LeetCode 156: Binary Tree Upside Down

https://leetcode.com/problems/binary-tree-upside-down/


Notes:
For tree-related questions, we usually can think about recursion. To this question, one way to think about it is that if we can finish f(root->left), then we just need to set root->left->right to the root, root->left->left to the root->right. and set root->left = NULL, and root->right = NULL. Done.

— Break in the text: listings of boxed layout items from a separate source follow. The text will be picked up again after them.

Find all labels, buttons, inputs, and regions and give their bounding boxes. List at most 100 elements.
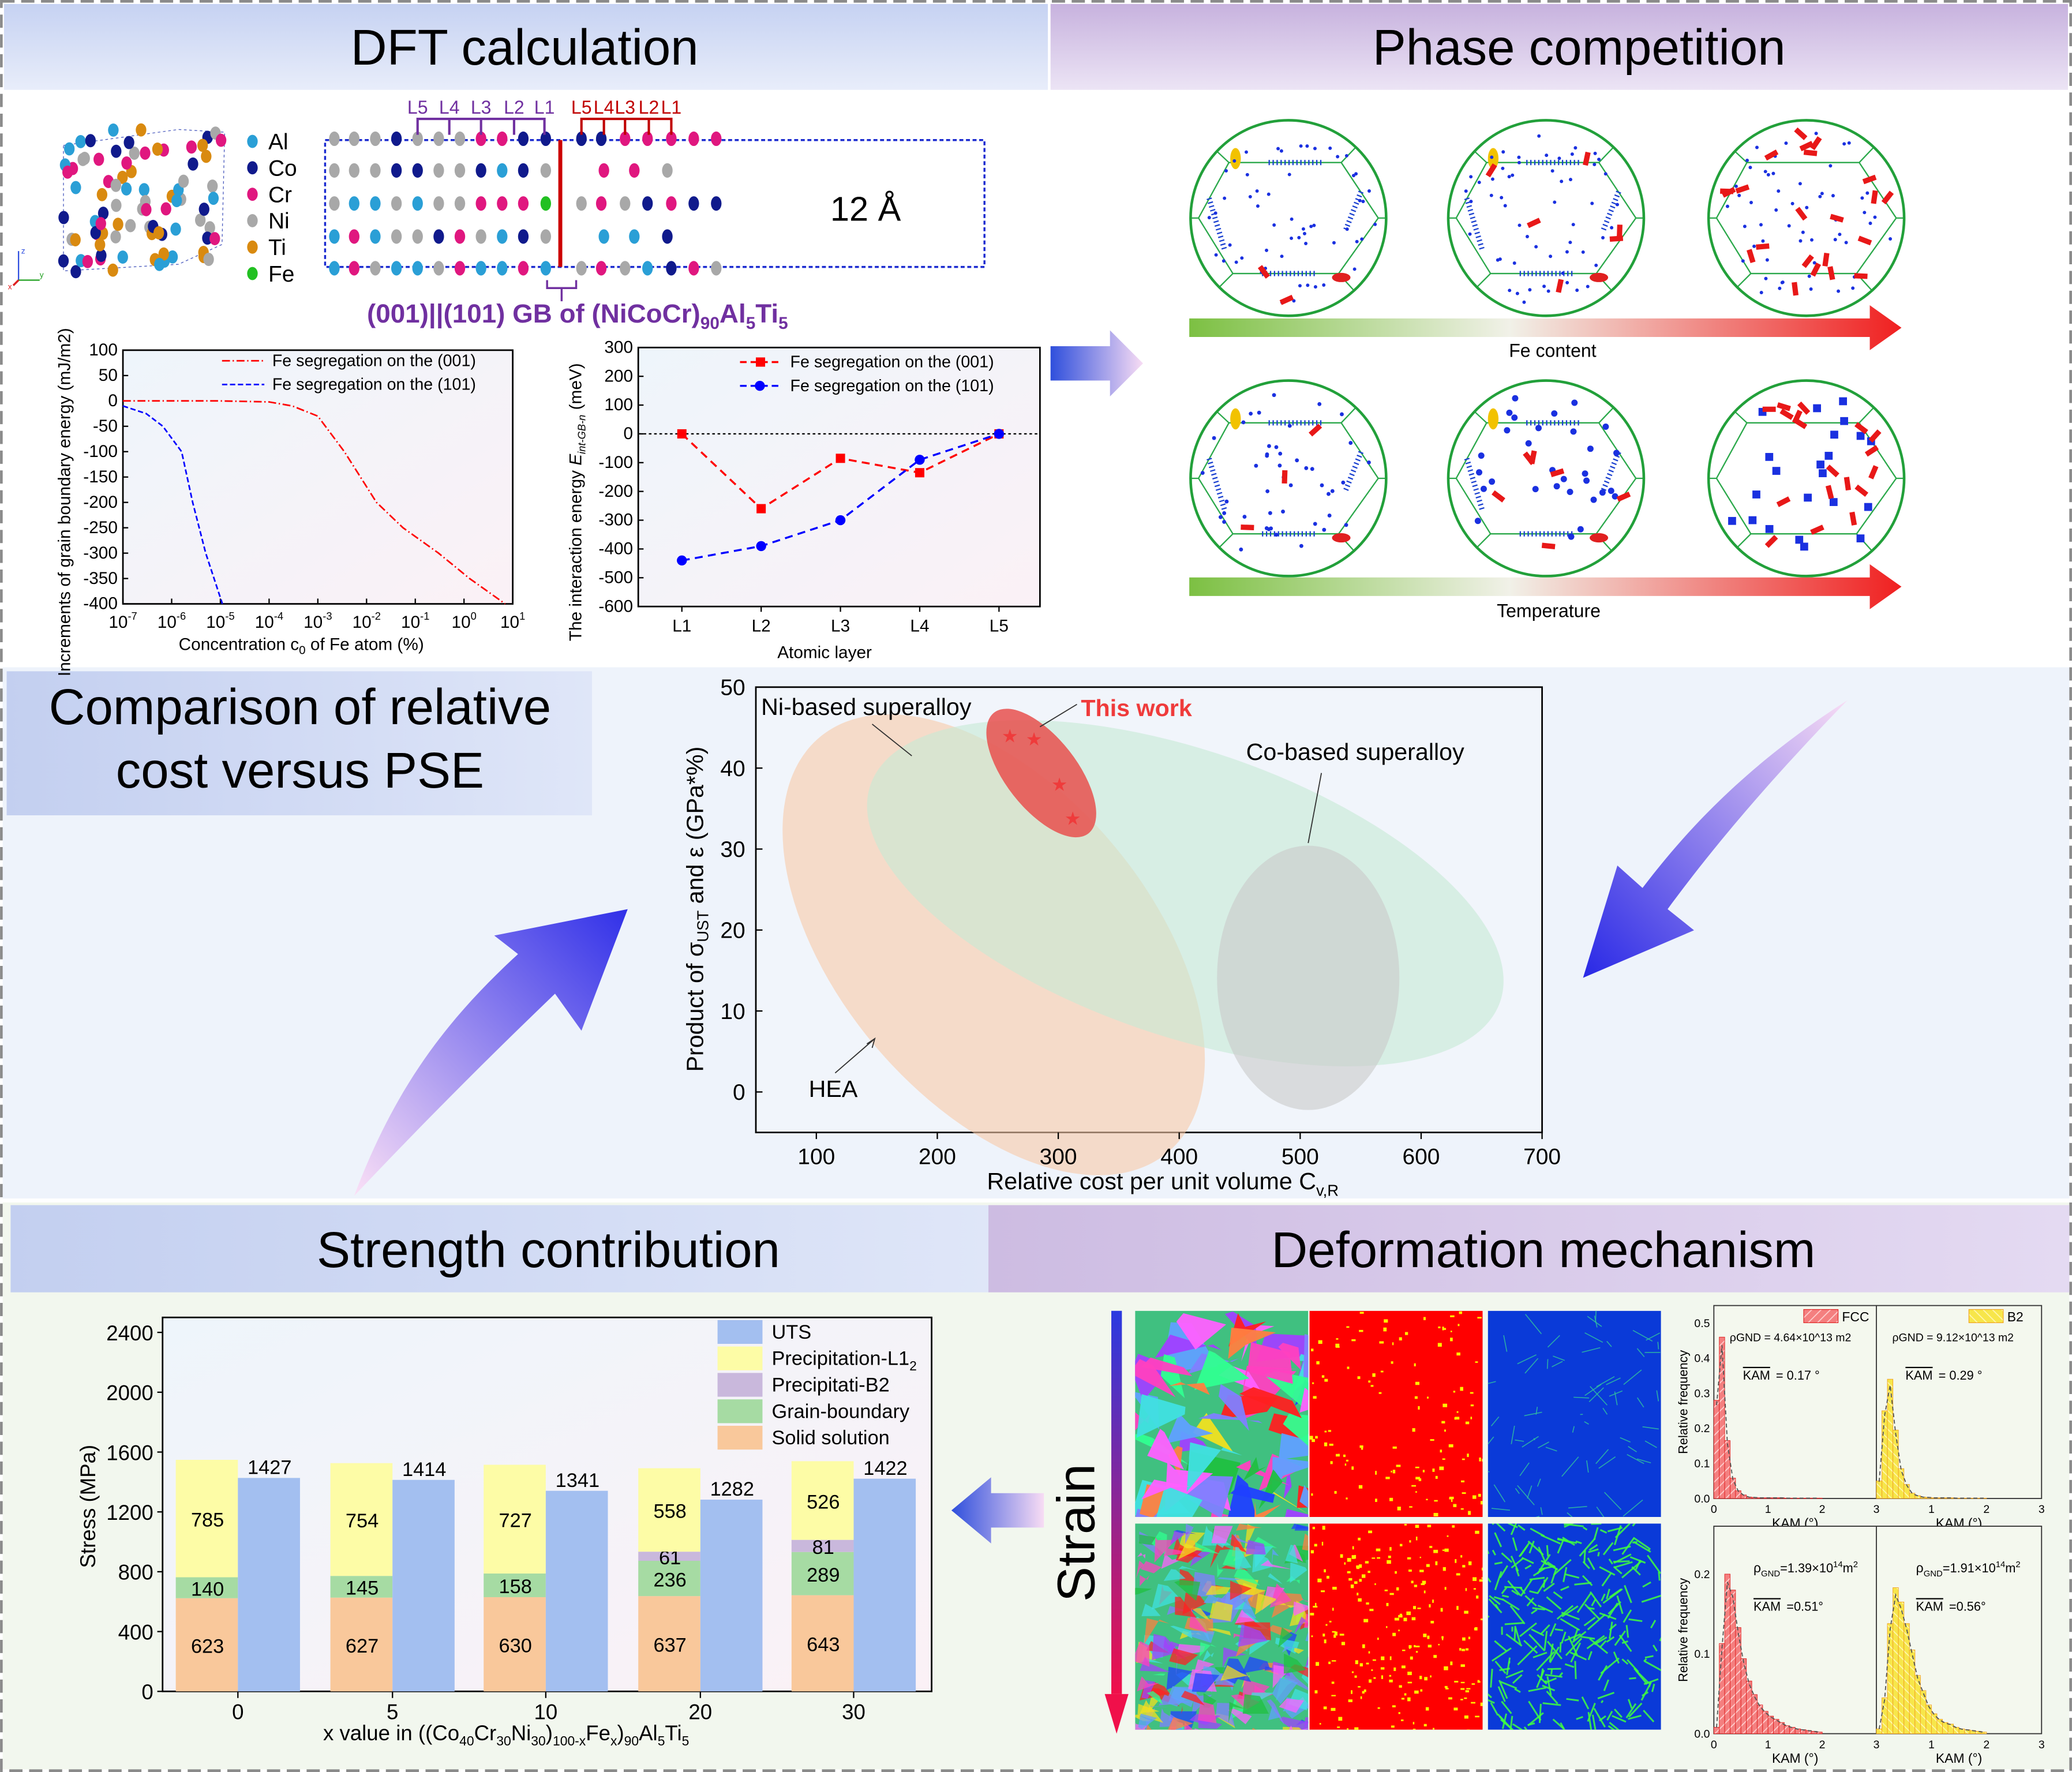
- kam-boundary: [1581, 1696, 1590, 1710]
- gb-atom: [349, 196, 359, 211]
- kam-boundary: [1613, 1709, 1623, 1718]
- b2-phase-speck: [1359, 1663, 1363, 1667]
- bar-segment-precipitati-b2: [638, 1552, 700, 1561]
- l12-particle: [1766, 173, 1770, 177]
- header-deformation: Deformation mechanism: [988, 1205, 2070, 1293]
- l12-particle: [1734, 184, 1738, 188]
- b2-phase-speck: [1407, 1697, 1411, 1702]
- b2-phase-speck: [1381, 1656, 1385, 1661]
- grain: [1199, 1642, 1217, 1657]
- grain: [1272, 1665, 1299, 1688]
- grain: [1174, 1579, 1201, 1601]
- grain: [1247, 1342, 1293, 1384]
- histogram-frame: [1713, 1305, 2043, 1499]
- kam-boundary: [1553, 1355, 1565, 1361]
- x-tick-label: 10-4: [255, 610, 283, 632]
- b2-phase-speck: [1412, 1728, 1416, 1730]
- gb-atom: [433, 163, 444, 178]
- histogram-bar: [1767, 1715, 1774, 1734]
- gb-segregation-band: [1207, 197, 1228, 252]
- gb-atom: [475, 131, 486, 147]
- y-tick-label: -600: [598, 597, 633, 616]
- gb-atom: [540, 131, 552, 147]
- gb-atom: [475, 261, 486, 276]
- grain: [1294, 1616, 1309, 1635]
- b2-phase-speck: [1415, 1646, 1420, 1647]
- kam-boundary: [1488, 1598, 1503, 1613]
- grain: [1186, 1442, 1243, 1492]
- microstructure-circle: [1707, 119, 1906, 317]
- circle-border: [1447, 119, 1646, 317]
- grain: [1181, 1706, 1184, 1714]
- b2-phase-speck: [1454, 1417, 1456, 1420]
- kam-boundary: [1591, 1714, 1597, 1730]
- b2-phase-speck: [1432, 1468, 1435, 1472]
- b2-phase-speck: [1398, 1712, 1400, 1714]
- grain: [1305, 1632, 1309, 1642]
- red-precipitate: [1777, 402, 1791, 411]
- bar-value-label: 623: [191, 1635, 224, 1657]
- grain: [1228, 1709, 1252, 1725]
- l12-particle: [1568, 533, 1575, 540]
- y-tick-label: -250: [83, 518, 118, 537]
- l12-particle: [1820, 192, 1824, 196]
- b2-phase-speck: [1368, 1651, 1370, 1654]
- arrow-left-icon: [951, 1477, 1044, 1544]
- l12-particle: [1290, 217, 1294, 221]
- histogram-bar: [1887, 1623, 1894, 1734]
- kam-boundary: [1519, 1622, 1537, 1638]
- b2-phase-speck: [1380, 1667, 1385, 1670]
- this-work-star: ★: [1065, 808, 1081, 829]
- gb-atom: [412, 261, 423, 276]
- histogram-bar: [1735, 1490, 1741, 1499]
- x-tick-label: 10-1: [401, 610, 429, 632]
- l12-particle: [1224, 499, 1229, 504]
- gb-atom: [620, 196, 631, 211]
- bar-uts-label: 1422: [863, 1458, 907, 1479]
- b2-phase-speck: [1400, 1719, 1404, 1721]
- precipitate-red: [1332, 272, 1351, 282]
- gb-atom: [497, 196, 508, 211]
- l12-particle: [1764, 276, 1768, 280]
- b2-phase-speck: [1401, 1665, 1406, 1669]
- kam-boundary: [1511, 1557, 1524, 1569]
- precipitate-yellow: [1488, 148, 1499, 170]
- l12-particle: [1807, 274, 1811, 278]
- kam-boundary: [1567, 1512, 1573, 1518]
- b2-phase-speck: [1389, 1593, 1394, 1595]
- kam-boundary: [1537, 1478, 1541, 1487]
- bar-value-label: 727: [499, 1510, 532, 1532]
- x-tick-label: 101: [500, 610, 525, 632]
- b2-phase-speck: [1452, 1525, 1455, 1528]
- series-line-0: [123, 400, 506, 605]
- kam-boundary: [1569, 1651, 1587, 1661]
- b2-phase-speck: [1321, 1375, 1325, 1378]
- l12-particle: [1249, 411, 1253, 416]
- b2-phase-speck: [1333, 1634, 1336, 1638]
- l12-particle: [1367, 460, 1371, 464]
- b2-phase-speck: [1378, 1392, 1382, 1394]
- l12-particle: [1354, 172, 1358, 176]
- b2-phase-speck: [1386, 1603, 1389, 1606]
- legend-label-al: Al: [268, 130, 288, 155]
- gb-atom: [433, 229, 444, 244]
- legend-label: Grain-boundary: [771, 1400, 909, 1422]
- b2-phase-speck: [1381, 1675, 1384, 1679]
- l12-particle: [1489, 193, 1493, 197]
- b2-phase-speck: [1313, 1396, 1317, 1399]
- b2-phase-speck: [1374, 1583, 1376, 1586]
- b2-phase-speck: [1472, 1577, 1477, 1581]
- kam-boundary: [1539, 1668, 1544, 1681]
- kam-boundary: [1543, 1680, 1548, 1683]
- red-precipitate: [1720, 188, 1734, 194]
- kam-boundary: [1488, 1549, 1490, 1554]
- b2-particle: [1819, 469, 1827, 477]
- kam-boundary: [1591, 1598, 1597, 1606]
- l12-particle: [1274, 445, 1279, 449]
- b2-phase-speck: [1456, 1352, 1460, 1356]
- y-tick-label: 0.5: [1694, 1317, 1710, 1330]
- grain: [1217, 1577, 1242, 1580]
- atom: [167, 250, 178, 264]
- x-tick-label: 1: [1928, 1739, 1935, 1751]
- legend-atom-al: [247, 134, 258, 148]
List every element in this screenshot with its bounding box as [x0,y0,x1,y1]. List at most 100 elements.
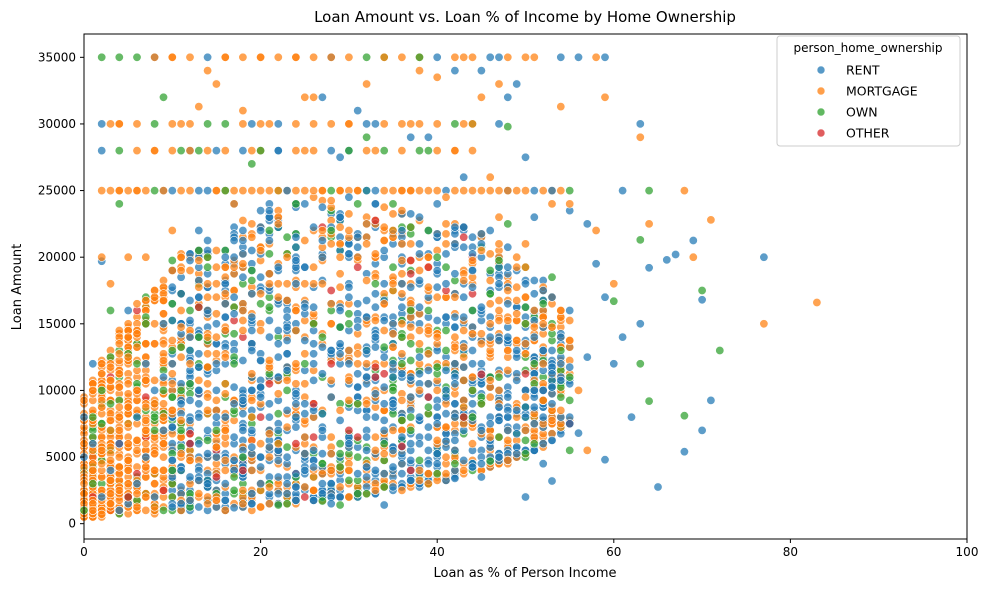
data-point-mortgage [150,319,160,329]
data-point-rent [432,459,442,469]
data-point-rent [406,132,416,142]
data-point-rent [185,472,195,482]
data-point-own [406,425,416,435]
data-point-other [406,255,416,265]
data-point-rent [379,279,389,289]
data-point-own [467,305,477,315]
data-point-mortgage [300,379,310,389]
data-point-rent [432,419,442,429]
data-point-rent [388,399,398,409]
data-point-rent [362,462,372,472]
data-point-rent [282,186,292,196]
data-point-rent [423,132,433,142]
data-point-rent [476,459,486,469]
data-point-mortgage [538,395,548,405]
data-point-mortgage [370,315,380,325]
data-point-own [335,462,345,472]
data-point-rent [529,419,539,429]
data-point-mortgage [141,462,151,472]
data-point-rent [503,92,513,102]
data-point-mortgage [167,335,177,345]
data-point-mortgage [414,475,424,485]
data-point-mortgage [388,342,398,352]
data-point-rent [432,229,442,239]
data-point-own [406,222,416,232]
data-point-mortgage [432,72,442,82]
data-point-own [335,500,345,510]
data-point-mortgage [679,186,689,196]
data-point-mortgage [123,439,133,449]
plot-area [83,33,968,540]
data-point-rent [238,425,248,435]
data-point-rent [273,372,283,382]
data-point-rent [229,236,239,246]
data-point-own [309,319,319,329]
data-point-mortgage [326,375,336,385]
data-point-mortgage [379,202,389,212]
data-point-other [159,485,169,495]
data-point-rent [291,389,301,399]
data-point-mortgage [759,319,769,329]
data-point-rent [406,282,416,292]
data-point-mortgage [441,219,451,229]
data-point-rent [467,399,477,409]
data-point-mortgage [459,325,469,335]
data-point-mortgage [132,186,142,196]
data-point-mortgage [167,369,177,379]
data-point-own [353,452,363,462]
data-point-mortgage [573,385,583,395]
data-point-mortgage [264,499,274,509]
data-point-rent [414,212,424,222]
data-point-rent [459,222,469,232]
data-point-rent [309,222,319,232]
data-point-rent [247,499,257,509]
data-point-rent [335,152,345,162]
data-point-rent [362,372,372,382]
data-point-mortgage [185,359,195,369]
data-point-rent [476,425,486,435]
data-point-mortgage [97,186,107,196]
data-point-rent [256,452,266,462]
data-point-mortgage [414,465,424,475]
data-point-mortgage [247,412,257,422]
data-point-rent [335,492,345,502]
data-point-mortgage [238,106,248,116]
data-point-rent [291,469,301,479]
data-point-other [476,369,486,379]
data-point-rent [618,186,628,196]
data-point-mortgage [512,335,522,345]
data-point-rent [273,472,283,482]
data-point-other [370,372,380,382]
data-point-rent [194,349,204,359]
data-point-mortgage [485,319,495,329]
data-point-mortgage [123,455,133,465]
data-point-rent [317,202,327,212]
data-point-mortgage [450,332,460,342]
data-point-rent [450,222,460,232]
data-point-mortgage [211,395,221,405]
data-point-rent [379,469,389,479]
data-point-rent [432,52,442,62]
data-point-own [167,299,177,309]
data-point-own [211,425,221,435]
data-point-own [229,329,239,339]
data-point-rent [264,315,274,325]
data-point-mortgage [176,322,186,332]
data-point-rent [176,499,186,509]
data-point-mortgage [459,52,469,62]
data-point-own [335,322,345,332]
data-point-rent [450,359,460,369]
data-point-rent [547,345,557,355]
data-point-mortgage [106,186,116,196]
data-point-rent [397,469,407,479]
data-point-mortgage [194,375,204,385]
data-point-rent [476,359,486,369]
data-point-rent [529,212,539,222]
data-point-rent [538,412,548,422]
data-point-own [520,319,530,329]
data-point-rent [256,206,266,216]
data-point-rent [467,282,477,292]
data-point-mortgage [476,339,486,349]
data-point-rent [432,282,442,292]
data-point-other [309,399,319,409]
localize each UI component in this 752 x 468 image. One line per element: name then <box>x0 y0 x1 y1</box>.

This is a bottom-up recursion.

See the code below:

class Solution {
public:
    TreeNode *upsideDownBinaryTree(TreeNode *root) {
        if (!root || !root->left) return root;//base case
        TreeNode *l = root->left, *r = root->right;
        TreeNode *res = upsideDownBinaryTree(l);
        l->left = r;
        l->right = root;
        root->left = NULL;
        root->right = NULL;
        return res;
    }
};

A second way to solve this problem: iterative scan in a top-down fashion. Actually it is very similar to reverse a LinkedList.

See the code below:

class Solution {
public:
    TreeNode *upsideDownBinaryTree(TreeNode *root) {
        TreeNode *cur = root, *pre = NULL, *next = NULL, *tmp = NULL;
        while (cur) {
            next = cur->left;
            cur->left = tmp;
            tmp = cur->right;
            cur->right = pre;
            pre = cur;
            cur = next;
        }
        return pre;
    }
};